In verità, non è moralismo. È solo acrimonia. A vedere brutture non si diviene migliori. Nell’uscire dalla Golf accessoriata del fotografatore da camera da letto, ferma sul lato a monte della strada, non feci veramente attenzione, e la portiera destra aprendosi andò a sbattere contro un muretto di protezione. Anzi, fui proprio incurante, potevo scendere dall’altra parte, e poi le nostre borse sono molto voluminose, bisogna spalancare i portelli per farle passare. Forse usai troppa forza, sufficiente per lasciare un’ammaccatura pronunciata proprio sull’angolo della portiera corrispondente all’arco del passaruota, un punto molto visibile. È anche possibile, anche se a questo punto i particolari dell’accaduto diventano pura materia di congettura, che le botte siano state più di una. Che il proprietario se ne sia accorto?

«Sei venuto con una bella compagnia! È stato divertente?», la voce di Bruno alle mie spalle. Impossibile che non se ne fosse accorto lui. Feci finta di nulla, guardai assorto la linea lattiginosa di inversione sospesa mille metri sopra l’orizzonte della valle come se meditassi una fatidica revisione dell’eterno ritorno degli uguali, ed evitai i suoi occhi. Che figura! Dovevo fingere di dire qualcosa.
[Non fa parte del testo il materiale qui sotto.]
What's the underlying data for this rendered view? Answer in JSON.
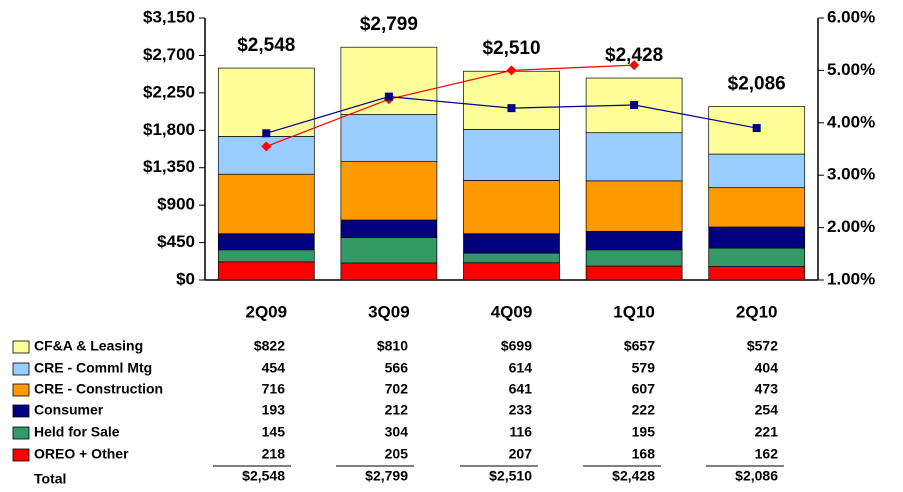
{
  "chart_data": {
    "type": "bar",
    "stacked": true,
    "categories": [
      "2Q09",
      "3Q09",
      "4Q09",
      "1Q10",
      "2Q10"
    ],
    "series": [
      {
        "name": "CF&A & Leasing",
        "color": "#ffff99",
        "values": [
          822,
          810,
          699,
          657,
          572
        ],
        "value_labels": [
          "$822",
          "$810",
          "$699",
          "$657",
          "$572"
        ]
      },
      {
        "name": "CRE - Comml Mtg",
        "color": "#99ccff",
        "values": [
          454,
          566,
          614,
          579,
          404
        ]
      },
      {
        "name": "CRE - Construction",
        "color": "#ff9900",
        "values": [
          716,
          702,
          641,
          607,
          473
        ]
      },
      {
        "name": "Consumer",
        "color": "#000080",
        "values": [
          193,
          212,
          233,
          222,
          254
        ]
      },
      {
        "name": "Held for Sale",
        "color": "#339966",
        "values": [
          145,
          304,
          116,
          195,
          221
        ]
      },
      {
        "name": "OREO + Other",
        "color": "#ff0000",
        "values": [
          218,
          205,
          207,
          168,
          162
        ]
      }
    ],
    "totals": {
      "name": "Total",
      "values": [
        2548,
        2799,
        2510,
        2428,
        2086
      ],
      "value_labels": [
        "$2,548",
        "$2,799",
        "$2,510",
        "$2,428",
        "$2,086"
      ]
    },
    "lines": [
      {
        "color": "#ff0000",
        "marker": "diamond",
        "axis": "y2",
        "values": [
          3.55,
          4.45,
          5.0,
          5.1,
          null
        ]
      },
      {
        "color": "#000080",
        "marker": "square",
        "axis": "y2",
        "values": [
          3.8,
          4.5,
          4.28,
          4.34,
          3.9
        ]
      }
    ],
    "ylim": [
      0,
      3150
    ],
    "yticks": [
      {
        "value": 0,
        "label": "$0"
      },
      {
        "value": 450,
        "label": "$450"
      },
      {
        "value": 900,
        "label": "$900"
      },
      {
        "value": 1350,
        "label": "$1,350"
      },
      {
        "value": 1800,
        "label": "$1,800"
      },
      {
        "value": 2250,
        "label": "$2,250"
      },
      {
        "value": 2700,
        "label": "$2,700"
      },
      {
        "value": 3150,
        "label": "$3,150"
      }
    ],
    "y2lim": [
      1,
      6
    ],
    "y2ticks": [
      {
        "value": 1,
        "label": "1.00%"
      },
      {
        "value": 2,
        "label": "2.00%"
      },
      {
        "value": 3,
        "label": "3.00%"
      },
      {
        "value": 4,
        "label": "4.00%"
      },
      {
        "value": 5,
        "label": "5.00%"
      },
      {
        "value": 6,
        "label": "6.00%"
      }
    ],
    "grid": false
  }
}
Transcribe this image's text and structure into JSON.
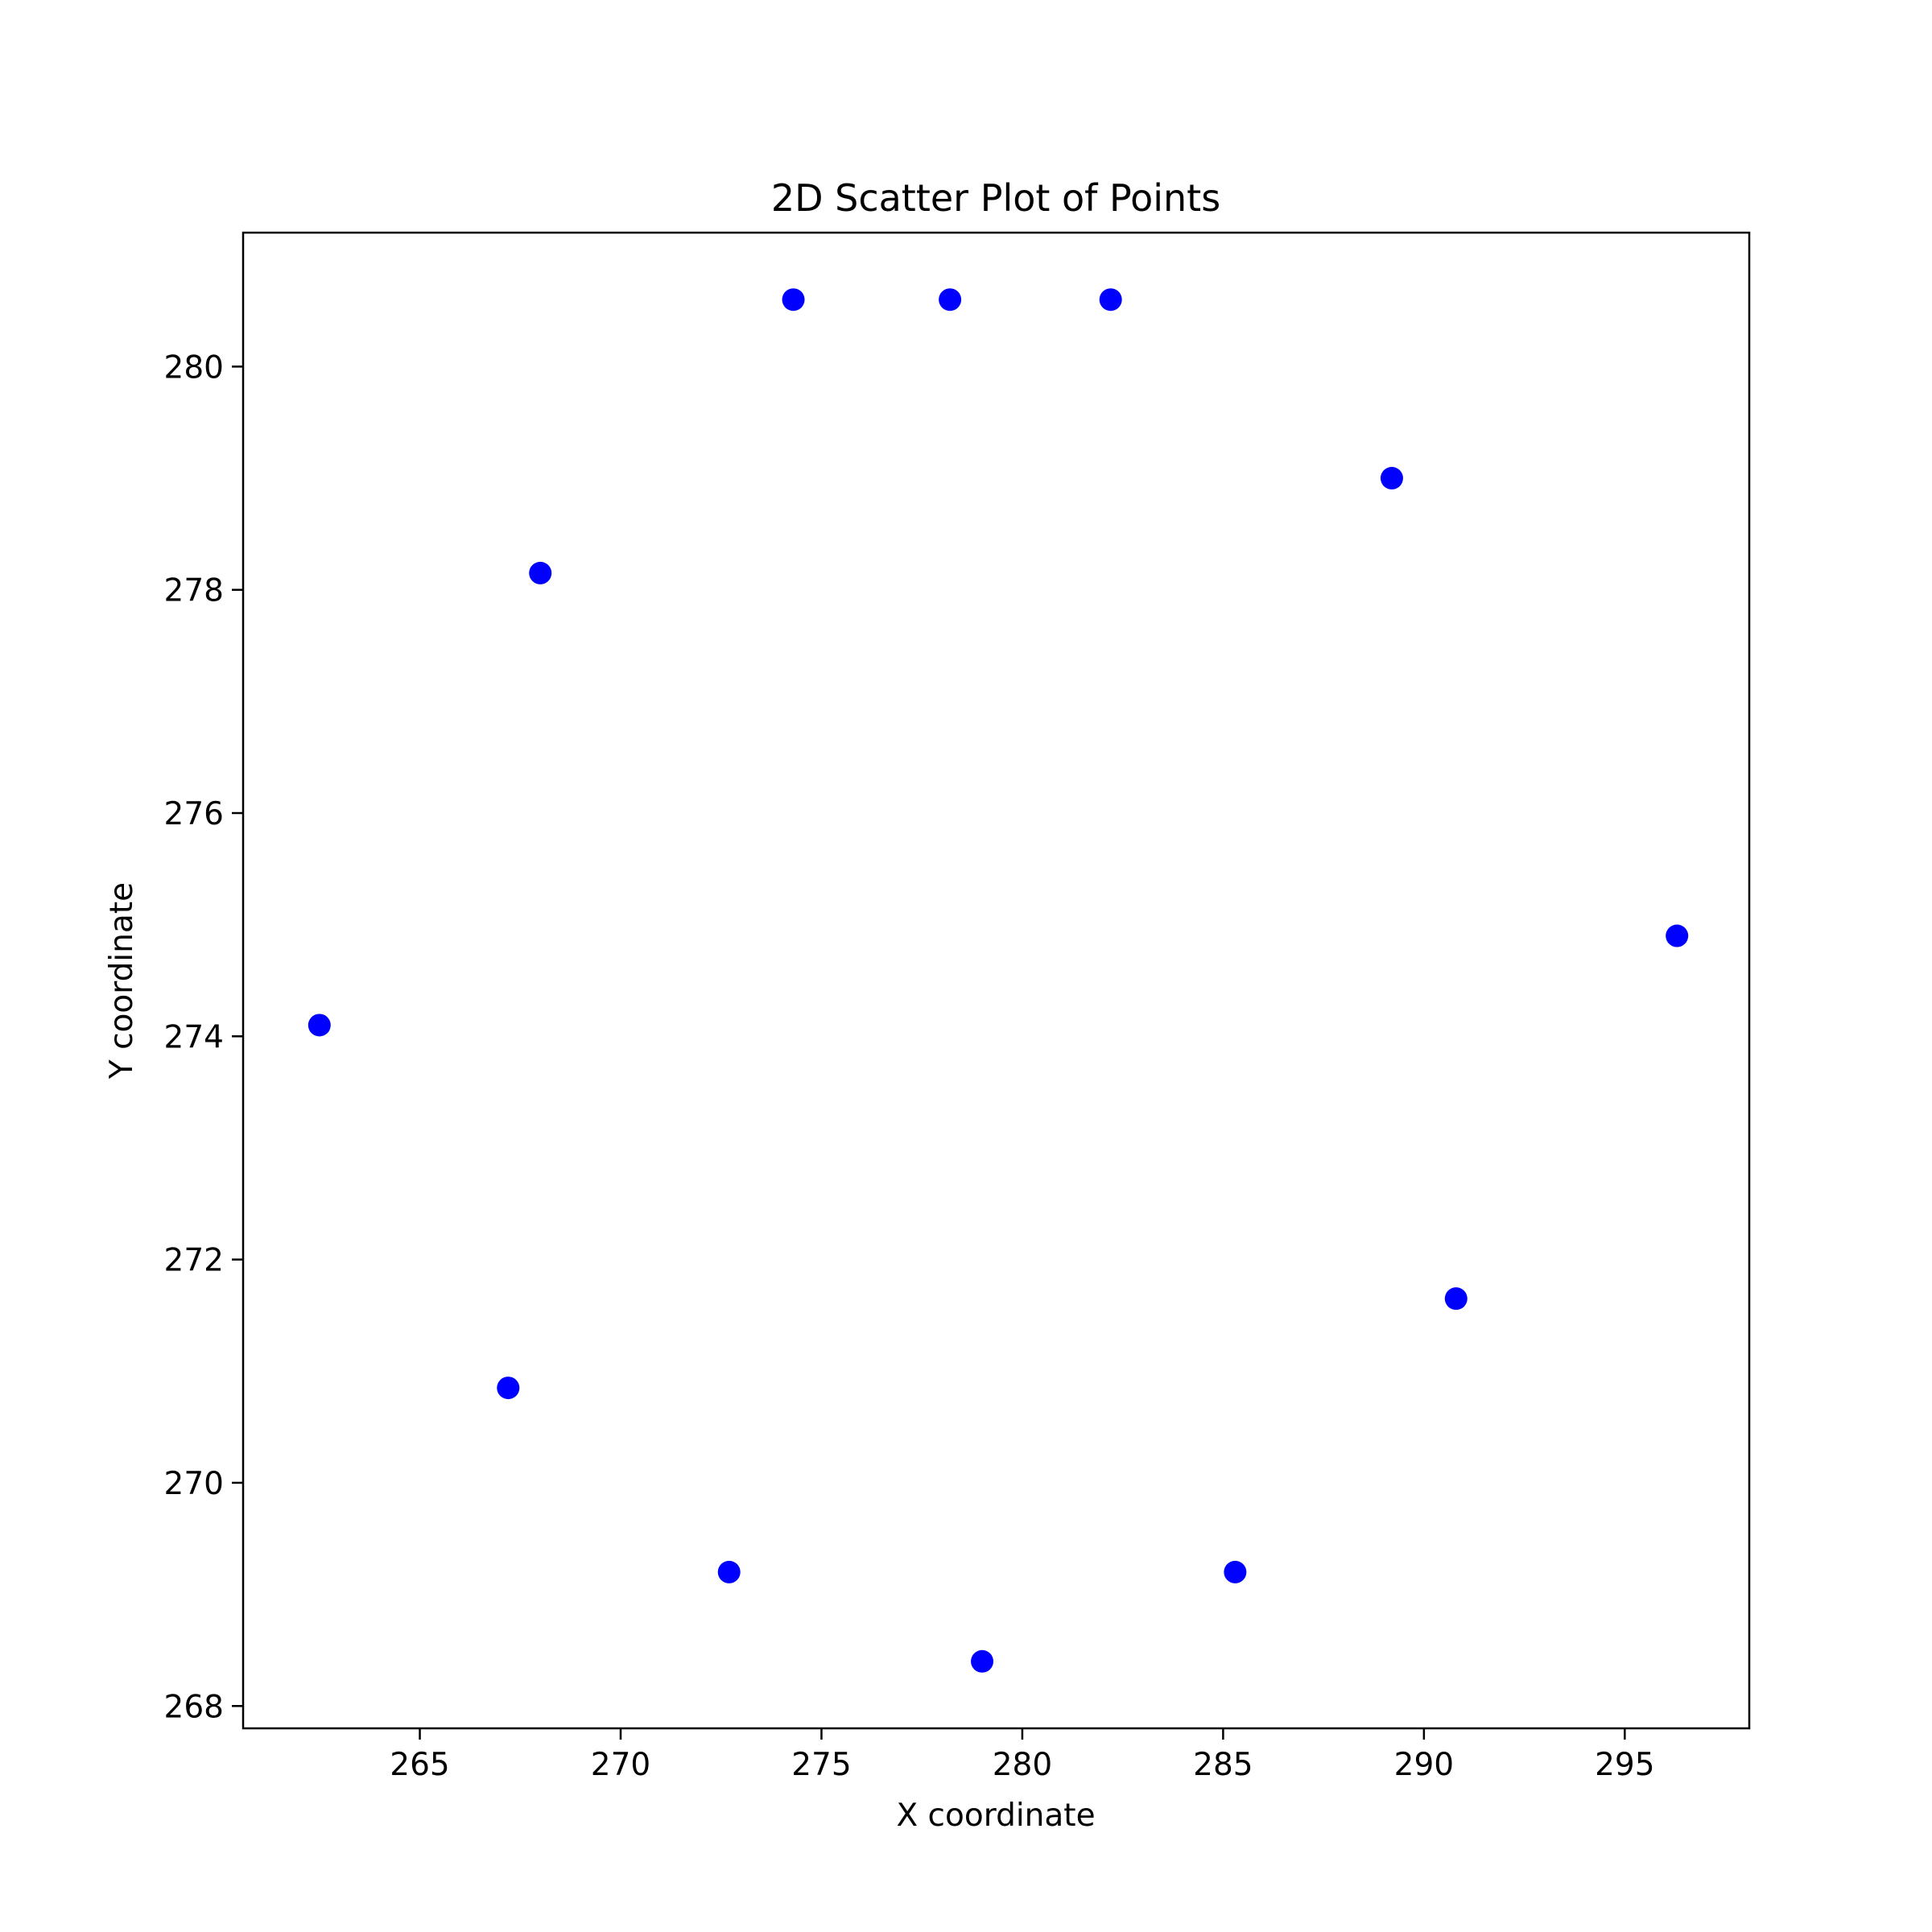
{
  "chart_data": {
    "type": "scatter",
    "title": "2D Scatter Plot of Points",
    "xlabel": "X coordinate",
    "ylabel": "Y coordinate",
    "xlim": [
      260.6,
      298.1
    ],
    "ylim": [
      267.8,
      281.2
    ],
    "xticks": [
      265,
      270,
      275,
      280,
      285,
      290,
      295
    ],
    "yticks": [
      268,
      270,
      272,
      274,
      276,
      278,
      280
    ],
    "grid": false,
    "marker_color": "#0000ff",
    "points": [
      {
        "x": 274.3,
        "y": 280.6
      },
      {
        "x": 278.2,
        "y": 280.6
      },
      {
        "x": 282.2,
        "y": 280.6
      },
      {
        "x": 289.2,
        "y": 279.0
      },
      {
        "x": 268.0,
        "y": 278.15
      },
      {
        "x": 296.3,
        "y": 274.9
      },
      {
        "x": 262.5,
        "y": 274.1
      },
      {
        "x": 290.8,
        "y": 271.65
      },
      {
        "x": 267.2,
        "y": 270.85
      },
      {
        "x": 272.7,
        "y": 269.2
      },
      {
        "x": 285.3,
        "y": 269.2
      },
      {
        "x": 279.0,
        "y": 268.4
      }
    ]
  }
}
«Eh, durano poco le macchine su queste strade di montagna…». Pezzo d’idiota che sono! Dovevo parlare d’altro! Lui annuì e non fece caso all’incidente. Ci mettemmo in cammino sulla salita verso la trattoria scambiando i soliti discorsi. Poi lui mi diede una pacca sulla spalla, un po’ come avrebbe fatto con un complice di bravate lo studente di medicina, che in quello stesso istante esaminava bestemmiando la portiera ammaccata. O come avrebbe fatto un sacerdote in una frettolosa assoluzione.

«Bruno, la vedi bene la squadra?». Bruno può prevedere il rendimento di ognuno dandogli giusto un’occhiata, chiedendogli come va, mezz’ora prima della gara. Bruno sa sempre azzeccare il risultato. O quasi sempre, almeno.

«Vedrai i nostri giovani leoni. Sono belli carichi. Lo sai – no? – ci sono gli osservatori federali».

«Ah, gli osservatori. Siamo venuti per mettere su una vetrina, ce l’hanno detto, farli giocare. Bruno, credimi, non è come una passeggiata. A me non piace. Il nostro leone non sa fare neanche uno stop decente».

«Che c’entra? Non metterla sul piano personale. Hai avuto le tue belle soddisfazioni. Adesso è il turno di altri. È una cosa normale. Prendersela con una macchina! Non ti pare puerile? Non puoi startene tranquillo in pace?»

Si fermò, cercò caparbiamente di guardarmi negli occhi. Mi arrestai di botto anch’io. Fremevo.

«E pagare i danni?», aggiunse.

«No, guarda, non è quello… Ah, lascia stare. Meglio che io non dica niente. Se no, prenderesti per maleducazione l’unica cosa che adesso mi va di dirti!»

«Uuuuhh… e magari stasera ti dispiacerebbe, aver detto quell’unica cosa. Va’ là, va’ là, non avercela col mondo, calmati, sciogliti, addolcisciti, mettiti il cuore un pace! Si può imparare, a qualsiasi età».

E mentre Bruno parlava, lui che sapeva parlare con tutti, e che con me non se l’era mai presa, le sue parole avevano un suono strano, come di un lontano ricordo, come di una parte di me a lungo dimenticata. «Il cuore in pace?» sussurrai, e mi assalì, assurda in quel luogo, la nostalgia di un mare calmo, e mi ritrassi da lui, per non tradire quello che mi saliva in gola. Era la memoria del pianto, e del sale che brucia.